Cleanup crews are still on the scene of a tanker rollover on the Alaska Highway that spilled about 29,000 litres of gas.
When Environment Yukon staff made it to the crash, at kilometre 1105 near Canyon Creek, there was no visible gas left on the scene, said John Ryder, acting director of environmental programs for Environment Yukon. That means all of it had either evaporated or soaked into the ground.
“It’s a large spill. We need to get a handle on exactly how far down it goes,” he said.
It’s too early to know for sure, he said. Crews have dug test pits and taken away five loads of dirt.
Water samples have been taken from the Rancheria River, about 120 metres from the crash, but there are no signs of contamination, Ryder said.
There’s no timeline for when the cleanup could be complete. For now crews are not touching the soil on the south side of the road. That’s where the territory’s fibre optic line is buried. They want to consult with Northwestel before they start digging, Ryder said.
The double-tanker, which rolled at approximately 8:15 p.m. on Aug. 7, has been removed from the site. The crash closed a long stretch of the highway, stranding travellers for nearly 24 hours.
The driver, who works for Pacesetter Petroleum, was taken to the hospital but was not seriously injured, said company dispatcher Dave Geoghegan.
Organizing and paying for the cleanup is Pacesetter’s responsibility. Geoghegan said the company has insurance to cover these kinds of costs.

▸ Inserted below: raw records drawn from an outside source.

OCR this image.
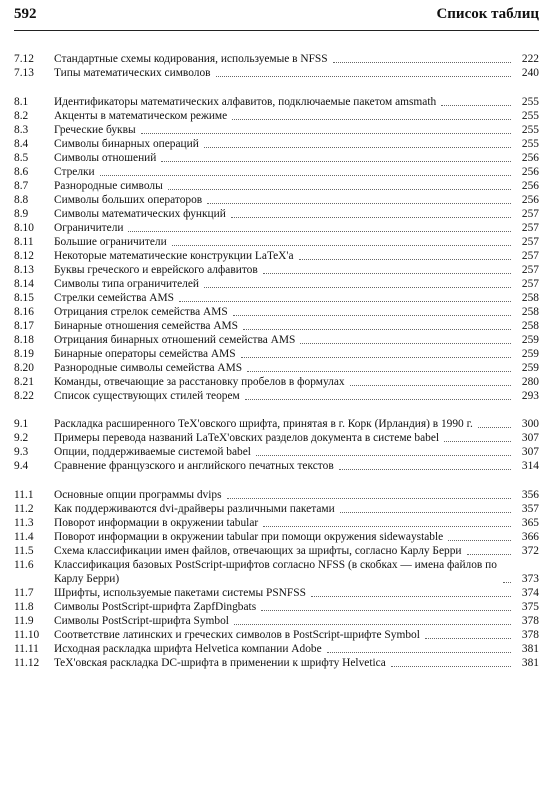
592	Список таблиц
7.12	Стандартные схемы кодирования, используемые в NFSS	222
7.13	Типы математических символов	240
8.1	Идентификаторы математических алфавитов, подключаемые пакетом amsmath	255
8.2	Акценты в математическом режиме	255
8.3	Греческие буквы	255
8.4	Символы бинарных операций	255
8.5	Символы отношений	256
8.6	Стрелки	256
8.7	Разнородные символы	256
8.8	Символы больших операторов	256
8.9	Символы математических функций	257
8.10	Ограничители	257
8.11	Большие ограничители	257
8.12	Некоторые математические конструкции LaTeX'а	257
8.13	Буквы греческого и еврейского алфавитов	257
8.14	Символы типа ограничителей	257
8.15	Стрелки семейства AMS	258
8.16	Отрицания стрелок семейства AMS	258
8.17	Бинарные отношения семейства AMS	258
8.18	Отрицания бинарных отношений семейства AMS	259
8.19	Бинарные операторы семейства AMS	259
8.20	Разнородные символы семейства AMS	259
8.21	Команды, отвечающие за расстановку пробелов в формулах	280
8.22	Список существующих стилей теорем	293
9.1	Раскладка расширенного TeX'овского шрифта, принятая в г. Корк (Ирландия) в 1990 г.	300
9.2	Примеры перевода названий LaTeX'овских разделов документа в системе babel	307
9.3	Опции, поддерживаемые системой babel	307
9.4	Сравнение французского и английского печатных текстов	314
11.1	Основные опции программы dvips	356
11.2	Как поддерживаются dvi-драйверы различными пакетами	357
11.3	Поворот информации в окружении tabular	365
11.4	Поворот информации в окружении tabular при помощи окружения sidewaystable	366
11.5	Схема классификации имен файлов, отвечающих за шрифты, согласно Карлу Берри	372
11.6	Классификация базовых PostScript-шрифтов согласно NFSS (в скобках — имена файлов по Карлу Берри)	373
11.7	Шрифты, используемые пакетами системы PSNFSS	374
11.8	Символы PostScript-шрифта ZapfDingbats	375
11.9	Символы PostScript-шрифта Symbol	378
11.10	Соответствие латинских и греческих символов в PostScript-шрифте Symbol	378
11.11	Исходная раскладка шрифта Helvetica компании Adobe	381
11.12	TeX'овская раскладка DC-шрифта в применении к шрифту Helvetica	381
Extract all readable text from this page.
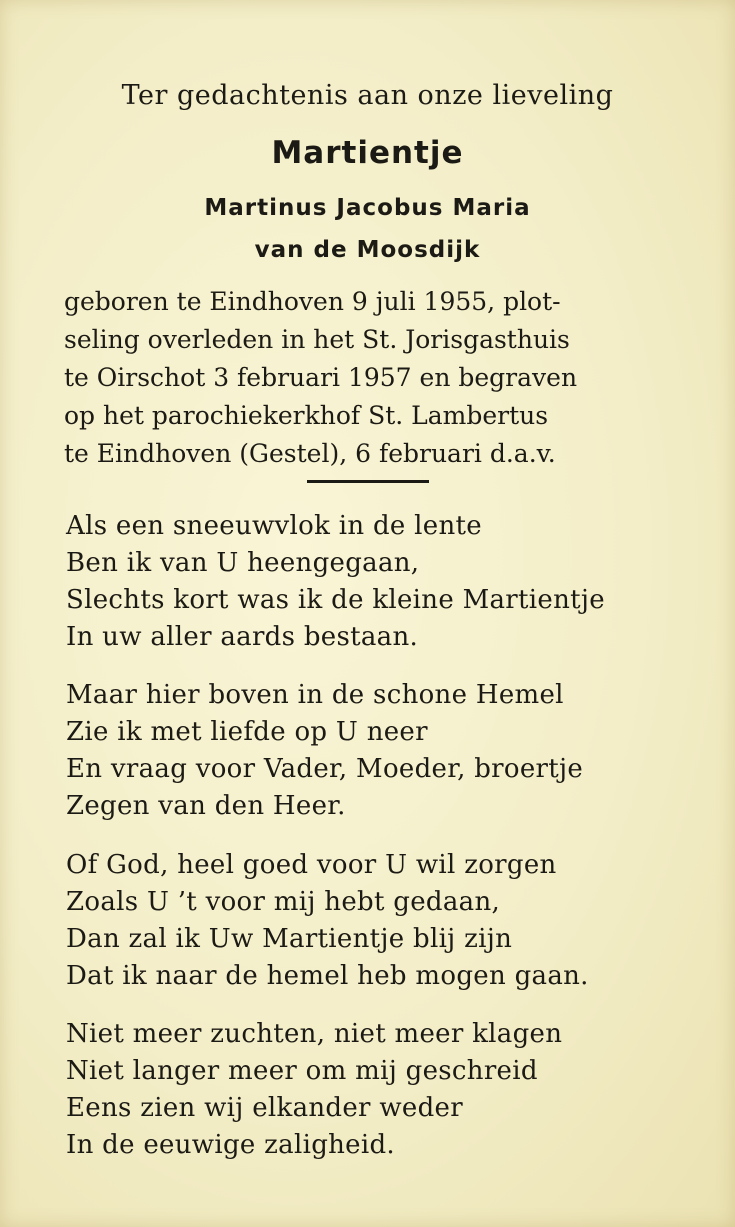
Ter gedachtenis aan onze lieveling

Martientje

Martinus Jacobus Maria

van de Moosdijk

geboren te Eindhoven 9 juli 1955, plot-
seling overleden in het St. Jorisgasthuis
te Oirschot 3 februari 1957 en begraven
op het parochiekerkhof St. Lambertus
te Eindhoven (Gestel), 6 februari d.a.v.

Als een sneeuwvlok in de lente
Ben ik van U heengegaan,
Slechts kort was ik de kleine Martientje
In uw aller aards bestaan.

Maar hier boven in de schone Hemel
Zie ik met liefde op U neer
En vraag voor Vader, Moeder, broertje
Zegen van den Heer.

Of God, heel goed voor U wil zorgen
Zoals U ’t voor mij hebt gedaan,
Dan zal ik Uw Martientje blij zijn
Dat ik naar de hemel heb mogen gaan.

Niet meer zuchten, niet meer klagen
Niet langer meer om mij geschreid
Eens zien wij elkander weder
In de eeuwige zaligheid.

He said the driver was reaching for something on his passenger seat when the tanker went onto the shoulder.
“With all that liquid on, 57,000 litres (total), he couldn’t bring it back on the highway, so it rolled over,” Geoghegan said.
The crash is still being investigated by the RCMP.
This is the second time in about two months that a Pacesetter tanker has crashed and started leaking.
In June, about 6,000 litres of fuel spilled in a crash at the intersection of the Alaska and North Klondike highways.
Geoghegan defended the company’s record. He said drivers move about five million litres of fuel a month.
“Our track record is impeccable really, for all the miles that we put on.”
Ryder said the company has done a good job responding to both spills.